Interview : Secrets de maillots jaunes

Les journalistes Pierre Carrey et Luca Endrizzi nous parlent du maillot jaune, symbole d’un Tour de France qui débute ce samedi.

Vous avez compilé des interviews de maillots de jaune de légende, des maillots d’un jour, d’autres oubliés… Comment a eu lieu la sélection ?

Luca Endrizzi : Avec Pierre, notre travail consistait à sélectionner l’équipe mais aussi à proposer des coureurs qui couvrent une temporalité, d’Antonin Rolland à Vincenzo Nibali. On a dit aux journalistes : « Faites-vous plaisir. Allez chercher des anecdotes, passez du temps avec eux, partagez un repas. » Les journalistes devaient créer un feeling avec leur sujet pour que le résultat soit bon.

Pierre Carrey : Lance Armstrong a été contacté. Il a répondu par mail. Il a hésité. Il a dit oui. Puis il a dit non. Ce n’était pas le moment. Il avait ce procès aux USA qui pendait au-dessus de sa tète comme une épée de Damoclès. On lui a écrit en pleine tourmente judiciaire. On trouvait intéressant d’avoir un maillot jaune déchu.

Romain Baheux, contributeur du livre : Stephen Roche m’a un peu baladé. D’abord intéressé, il ne me répondait plus. Lucien Aimar, le plus vieux vainqueur français encore en vie, m’a dit : « Tu prends le train, on descend gare de Toulon et on fait l’interview. » On s’est fait un resto tous les deux pendant trois heures, c’était super sympa.

Le maillot jaune transcende les coureurs, on l’a vu avec Voeckler ou Pascal Simon, qui refuse en 1983 de céder son bien malgré sa fracture de l’omoplate.

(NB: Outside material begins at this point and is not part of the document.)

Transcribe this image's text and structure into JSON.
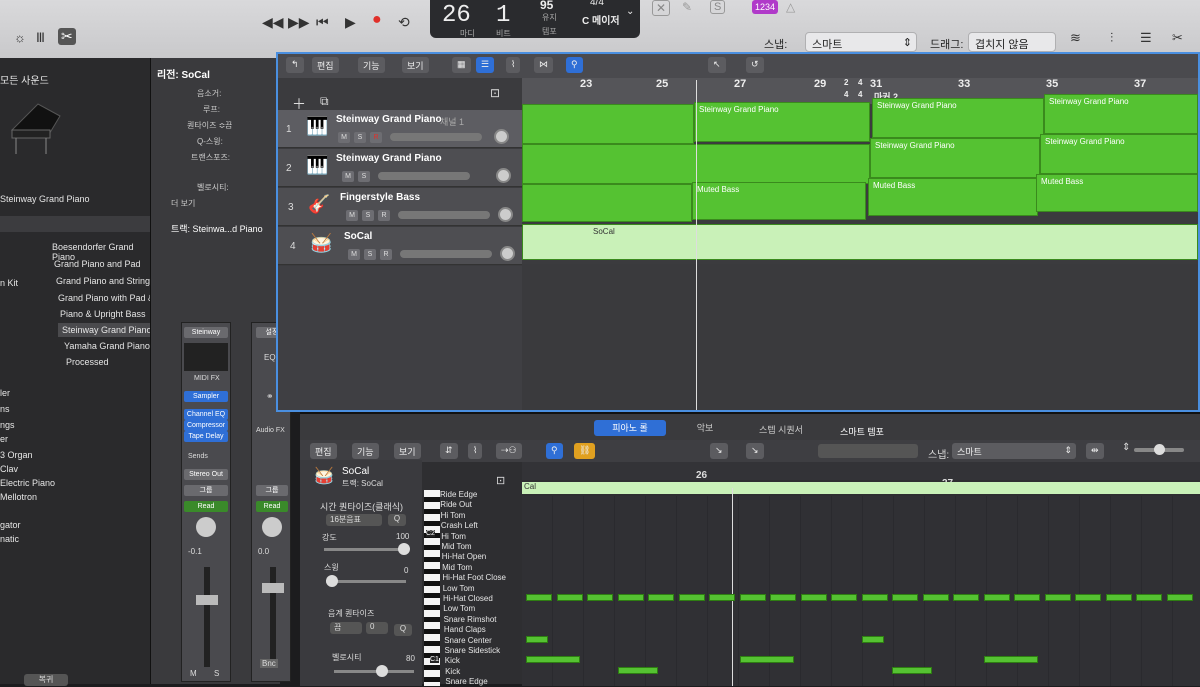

Pierre Carrey : C’est tout l’intérêt de faire cohabiter Voeckler et Merckx. L’idée du livre, c’est aussi de montrer que le maillot peut transcender et que les « petits » ont droit aux chapitres. Il n’a pas forcément changé la vie de ceux, souvent oubliés, qui ne l’ont porté que quelques jours, notamment financièrement. Mais des gens comme Merckx, évidemment, lui doivent beaucoup.

Deuxième du Tour 1990, Claudio Chiappucci explique avoir défendu son maillot seul contre tous, avec la peur de retomber dans l’anonymat s’il le perdait.

Pierre Carrey : Chiappucci est dans une relecture du passé, une mythologie qu’il entretient. Mais c’est le jeu. Les coureurs interviewés ne nous disent pas tout le temps la vérité. On essaye de s’en approcher, mais c’est aussi leur espace, leur moment avec leurs souvenirs et la réalité. Chiappucci est depuis longtemps dans une veine parano, flamboyante, anarchiste et romantique. C’est un pirate, c’est à la fois le héros et le brigand.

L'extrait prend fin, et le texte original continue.